Allerdings ist dieser Entscheidungsraum nur unzureichend gegeben, wenn Sie wie vorgesehen unsere apothekerliche Kompetenzerweiterung an die vom Bundesinstitut für Arzneimittel und Medizinprodukte (BfArM) erzeugten Arzneimittel-Listen koppeln. Diese Einschränkungen bedeuten eine bürokratische Hürde und verschärfen die Versorgungsprobleme. Listen hinken zeitlich immer hinterher, bilden niemals regionale Situationen ab, gelten nur für verschreibungspflichtige Arzneimittel und erfassen dadurch nur einen Teil der Lieferprobleme. Die bewährte Eröffnung von Entscheidungsspielräumen muss dauerhaft unbürokratisch und für alle Arzneimittel gelten – nur dann kann sie helfen.
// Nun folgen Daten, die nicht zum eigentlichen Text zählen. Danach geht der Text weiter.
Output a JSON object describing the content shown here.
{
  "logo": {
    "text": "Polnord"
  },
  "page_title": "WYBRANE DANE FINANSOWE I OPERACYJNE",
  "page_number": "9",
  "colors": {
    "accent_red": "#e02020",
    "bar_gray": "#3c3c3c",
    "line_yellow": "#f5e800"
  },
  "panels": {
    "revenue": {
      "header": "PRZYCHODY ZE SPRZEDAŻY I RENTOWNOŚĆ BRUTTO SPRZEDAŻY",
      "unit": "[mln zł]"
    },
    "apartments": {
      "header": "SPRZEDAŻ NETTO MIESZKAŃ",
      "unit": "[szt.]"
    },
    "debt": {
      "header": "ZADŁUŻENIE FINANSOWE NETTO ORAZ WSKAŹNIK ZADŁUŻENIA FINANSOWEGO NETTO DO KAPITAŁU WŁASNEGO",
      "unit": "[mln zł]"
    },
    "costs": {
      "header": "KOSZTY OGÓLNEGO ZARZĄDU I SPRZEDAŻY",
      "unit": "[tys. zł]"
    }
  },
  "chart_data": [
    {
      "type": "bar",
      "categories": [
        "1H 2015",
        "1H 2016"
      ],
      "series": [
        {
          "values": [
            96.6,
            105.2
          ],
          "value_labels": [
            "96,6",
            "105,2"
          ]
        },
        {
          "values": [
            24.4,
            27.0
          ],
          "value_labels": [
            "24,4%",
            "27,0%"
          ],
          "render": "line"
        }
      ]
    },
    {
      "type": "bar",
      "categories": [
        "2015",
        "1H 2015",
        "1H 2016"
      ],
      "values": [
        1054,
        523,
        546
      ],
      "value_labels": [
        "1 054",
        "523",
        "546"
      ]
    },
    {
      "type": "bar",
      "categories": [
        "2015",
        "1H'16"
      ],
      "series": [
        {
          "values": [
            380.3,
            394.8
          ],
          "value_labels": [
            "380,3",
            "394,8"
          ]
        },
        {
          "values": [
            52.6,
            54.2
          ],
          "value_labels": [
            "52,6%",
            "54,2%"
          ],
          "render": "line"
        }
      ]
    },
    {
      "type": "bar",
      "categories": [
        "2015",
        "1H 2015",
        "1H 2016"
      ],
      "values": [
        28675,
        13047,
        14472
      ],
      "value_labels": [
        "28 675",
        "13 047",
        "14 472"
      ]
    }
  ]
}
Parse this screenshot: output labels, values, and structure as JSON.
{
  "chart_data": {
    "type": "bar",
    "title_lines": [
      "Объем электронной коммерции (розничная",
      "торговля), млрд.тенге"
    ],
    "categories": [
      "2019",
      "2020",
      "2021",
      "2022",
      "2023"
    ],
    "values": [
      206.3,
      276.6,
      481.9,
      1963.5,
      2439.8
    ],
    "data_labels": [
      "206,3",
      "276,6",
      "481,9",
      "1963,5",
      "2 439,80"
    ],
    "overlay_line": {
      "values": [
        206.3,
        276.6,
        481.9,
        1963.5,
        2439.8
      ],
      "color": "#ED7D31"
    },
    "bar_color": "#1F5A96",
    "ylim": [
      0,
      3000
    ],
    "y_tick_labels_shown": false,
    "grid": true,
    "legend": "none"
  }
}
Sehr geehrter Herr Bundesminister Lauterbach, unsere Apothekerinnen und Apotheker vor Ort bewältigen mit großem Erfolg zahlreiche Mammutaufgaben und beweisen, dass sie auch in Krisenzeiten unentbehrliche Partner sind, die Tag und Nacht verlässlich an der Seite der Patientinnen und Patienten stehen. Vor diesem Hintergrund ist es mir unbegreiflich, warum Sie das Potenzial, über das wir durch unsere Apotheken verfügen, nicht ausschöpfen, sondern eindämmen. In die gesundheitspolitische Debatte zur Zukunftsfähigkeit der Apotheken – das schreibe ich der Politik mit allem Nachdruck ins Stammbuch – müssen die Apotheken einbezogen werden. Die Regierung trägt die Verantwortung für 18.000 Apotheken und die dort tätigen 60.000 Apothekerinnen und Apotheker. Diese Verantwortung vermissen wir aktuell bei Ihnen, sollte sie Ihnen als Gesundheitsminister doch ein besonderes Anliegen sein.
Um Ihnen die Auswirkungen Ihres Gesetzentwurfs für die Apothekerinnen und Apotheker zu verdeutlichen, möchte ich nochmals um die Möglichkeit eines dringenden persönlichen Gesprächs mit Ihnen bitten.